Centuries before contact with Europeans, indigenous groups turned part of the Atacama Desert in Chile into a rich agricultural area, from which corn, pumpkin and beans could be harvested in abundance. The secret behind this productivity was the use of guano, a natural fertilizer given to the natives on the Pacific coast.
This surprising scenario of intensive pre-Columbian agriculture is being rediscovered thanks to the particular chemical composition of desert cultures. The vegetables grown in Atacama, according to a study recently published in the journal Nature Plants, have a typically marine signature on their nitrogen atoms – which makes sense when you consider that guano is nothing more than the accumulation of bird droppings fish-eaters.
This chemical signature is even reflected in the composition of the bones of people who lived in the desert around AD 1000, study coordinator Francisca Santana Sagredo of the School of Anthropology at the Pontifical Catholic University of Chile told Folha. “The levels are similar to the Inuit [popularmente conhecidos como esquimós, que só comiam animais marinhos]- and they are even bigger, ”she says.
The food production in prehistoric Atacama was already known to archaeologists. According to the researcher, one factor that made agriculture possible in the area was the presence of rivers in some desert valleys, as well as water sources in oases and certain underground springs. “It is also likely that agricultural activities took place in areas that are now drier but have had water in the past,” she explains.

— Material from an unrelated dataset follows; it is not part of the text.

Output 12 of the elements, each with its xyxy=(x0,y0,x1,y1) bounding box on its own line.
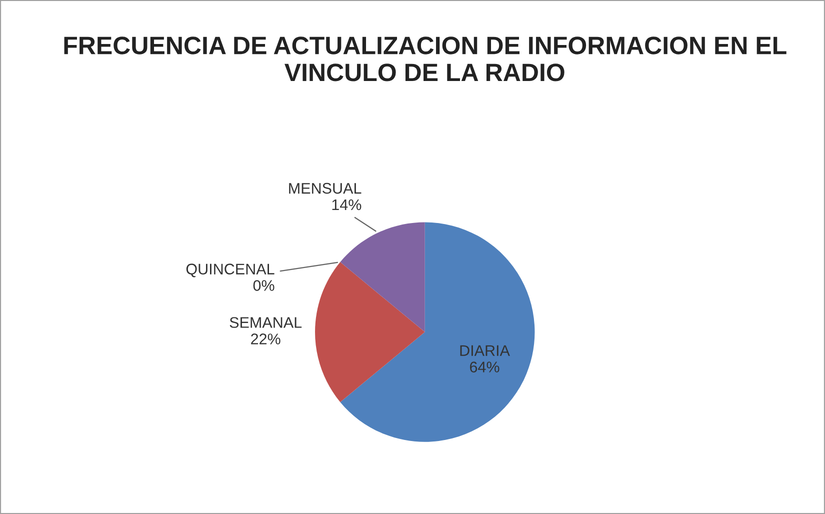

However, the availability of springs did not solve another critical problem in the region: the lack of nutrients in the soil. For example, lama dung, an animal domesticated by the Andean peoples about 4,000 years ago, could be used to remedy this.
However, everything indicates that this was not the “magic ingredient” of Atacama farming. The key to this conclusion is nitrogen-15 content, a heavier variant of the chemical element (its normal, lighter form is nitrogen-14 – the difference is that nitrogen-15 carries an extra particle in its core). It turns out that nitrogen-15 builds up in the body more and more as it rises from the trophic level – that is, from plants to herbivores, from herbivores to the carnivores that eat them, from those carnivores to the carnivores that they eat eat etc.
The presence of nitrogen-15 in crops and human skeletons in Atacama is so high that it would be impossible to explain it with the use of llamakot (a mere herbivore) as fertilizer. But it is fully compatible with the use of guano. Precisely because it comes from the excrement of waterfowl, which normally eat carnivorous fish that are built into a complex marine food chain, the fertilizer is very rich in nitrogen-15.
To gain access to the resource, the desert dwellers likely had to join a regional trade network that traversed about 100 km of territory towards the coast and reached islands with large colonies of birds such as pelicans and gannets (see infographic), the main “producers”. “From guano. The control of the transport and distribution of fertilizers must have contributed to the formation of complex societies with hierarchies and inequalities and a relatively high demographic density, says the Chilean researcher.
The strange thing is that the Atacama system heralded something that would become more prominent worldwide in the 19th century. Before the invention of artificial fertilizer, guano from Chile, Peru and other regions of the world became a globally coveted agricultural resource known as “white gold” “.